Is it OK to return a const reference to a private member?

Question

Is it safe to return a const reference to a private member

Yes as long as the lifetime of the reference does not exceed the lifetime of the object which returned it. If you must expose the private member you do not want modified, this is a good way to do so. It's not foolproof but it's one of the better ways to do so in C++

Is it possible to use const_cast to actually mess around with member

Yes and there is nothing you can do to prevent this. There is no way to prevent someone from casting away const in C++ at any time. It's a limitation / feature of C++.

In general though, you should flag every use of const_cast as a bug unless it contains a sufficiently detailed comment as to why it's necessary.

Returning a const & is a sensible thing to do in many circumstances, particularly if the object being returned is large or cannot be copied.

Regarding the const_cast, remember the "private" access specifier in C++ is there as an aid to the programmer - it is not intended to be a security measure. If someone wants access to an object's private members, it can get them, no matter what you try to do to prevent it.

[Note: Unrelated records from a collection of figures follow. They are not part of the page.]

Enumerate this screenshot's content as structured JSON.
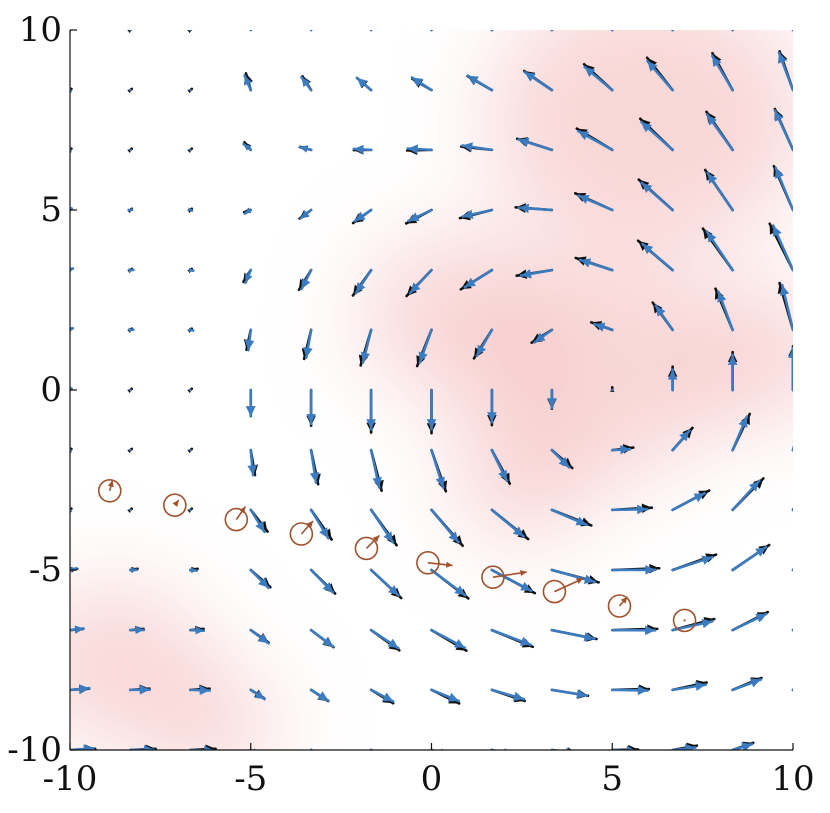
{
  "chart_data": {
    "type": "quiver",
    "title": "",
    "xlabel": "",
    "ylabel": "",
    "xlim": [
      -10,
      10
    ],
    "ylim": [
      -10,
      10
    ],
    "xticks": [
      -10,
      -5,
      0,
      5,
      10
    ],
    "yticks": [
      -10,
      -5,
      0,
      5,
      10
    ],
    "xtick_labels": [
      "-10",
      "-5",
      "0",
      "5",
      "10"
    ],
    "ytick_labels": [
      "-10",
      "-5",
      "0",
      "5",
      "10"
    ],
    "grid": false,
    "legend": "none",
    "colors": {
      "field_a": "#111111",
      "field_b": "#3b7bbf",
      "trajectory": "#a0522d",
      "heatmap": "#f4b6b6"
    },
    "grid_points": {
      "x": [
        -10,
        -8.33,
        -6.67,
        -5,
        -3.33,
        -1.67,
        0,
        1.67,
        3.33,
        5,
        6.67,
        8.33,
        10
      ],
      "y": [
        -10,
        -8.33,
        -6.67,
        -5,
        -3.33,
        -1.67,
        0,
        1.67,
        3.33,
        5,
        6.67,
        8.33,
        10
      ]
    },
    "vortex_center": [
      4.8,
      0
    ],
    "trajectory_points": [
      {
        "x": -8.9,
        "y": -2.8,
        "u": 0.1,
        "v": 0.4
      },
      {
        "x": -7.1,
        "y": -3.2,
        "u": 0.15,
        "v": 0.2
      },
      {
        "x": -5.4,
        "y": -3.6,
        "u": 0.35,
        "v": 0.5
      },
      {
        "x": -3.6,
        "y": -4.0,
        "u": 0.45,
        "v": 0.5
      },
      {
        "x": -1.8,
        "y": -4.4,
        "u": 0.5,
        "v": 0.5
      },
      {
        "x": -0.1,
        "y": -4.8,
        "u": 0.95,
        "v": -0.1
      },
      {
        "x": 1.7,
        "y": -5.2,
        "u": 1.3,
        "v": 0.2
      },
      {
        "x": 3.4,
        "y": -5.6,
        "u": 1.1,
        "v": 0.5
      },
      {
        "x": 5.2,
        "y": -6.0,
        "u": 0.3,
        "v": 0.35
      },
      {
        "x": 7.0,
        "y": -6.4,
        "u": 0.0,
        "v": 0.0
      }
    ]
  }
}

const int &ref = your_object.your_function();
*(int*)&ref = 1234;

Don't worry about users doing const_casts just to break your invariants. If they really want to break your code they can without you providing accessors to your internal attributes. By returning a constant reference, the common user will not mistakenly modify your data.

Encapsulation prevents mistakes, not espionage A malicious coder can break it anyway if they really care and know the environment (compiler). Const-ness is lost in the compilation process (in all compilers I know of). Once the compilation unit is converted into binary objects, those objects do not know about const-ness, and that can be exploited to take advantage.

// a.h
class A
{
public:
   A( int a ) : data_( a ) {}
   int get() const { return data_; }
private:
   int data_;
};

// malicious.h
class A;
void change( A& a, int new_value );

// malicious.cpp
//     does not include a.h, but redefines an almost exact copy of it
class A {
public:
   A( int a ) : data_( a ) {}
   int get() const { return data_; }
   int data_; // private removed
};
void change( A& a, int new_value )
{
   a.data_ = new_value;
}

// main.cpp
#include "a.h"
#include "malicious.h"
int main()
{
   A a(0);
   change( a, 10 );
   std::cout << a.get() << std::endl; // 10
}

While the code above is incorrect (One definition rule is broken, there are two definitions for class A), the fact is that with most compilers the definition of A and malitious A are binary compatible. The code will compile and link, and the result is that external code has access to your private attributes.

Now that you know of it, don't do it. It will later be a maintenance pain in the ***. That has cost Microsoft quite a bit of money in providing backwards compatibility to software that used private parts of the API returned objects (new versions of the API that shared the same public interface but changed the internals would break some third party application code). With some broadly available software the provider (Microsoft in this case) will go through the pain of providing backwards compatibility, but with lesser known applications they won't and suddenly your previously running application will fail in all sort of ways.

I think it was Herb Sutter that once said that one should "Protect against Murphy, not against Machiavelli." That is, you should do everything possible to protect against the code being used incorrectly by accident, but there's nothing you can do about people abusing your code on purpose.

If someone really wants to break your code, they can, even if it's by #define private public before including your header (and thus creating an ODR violation, but I digress).

So yes, passing back a const ref is fine.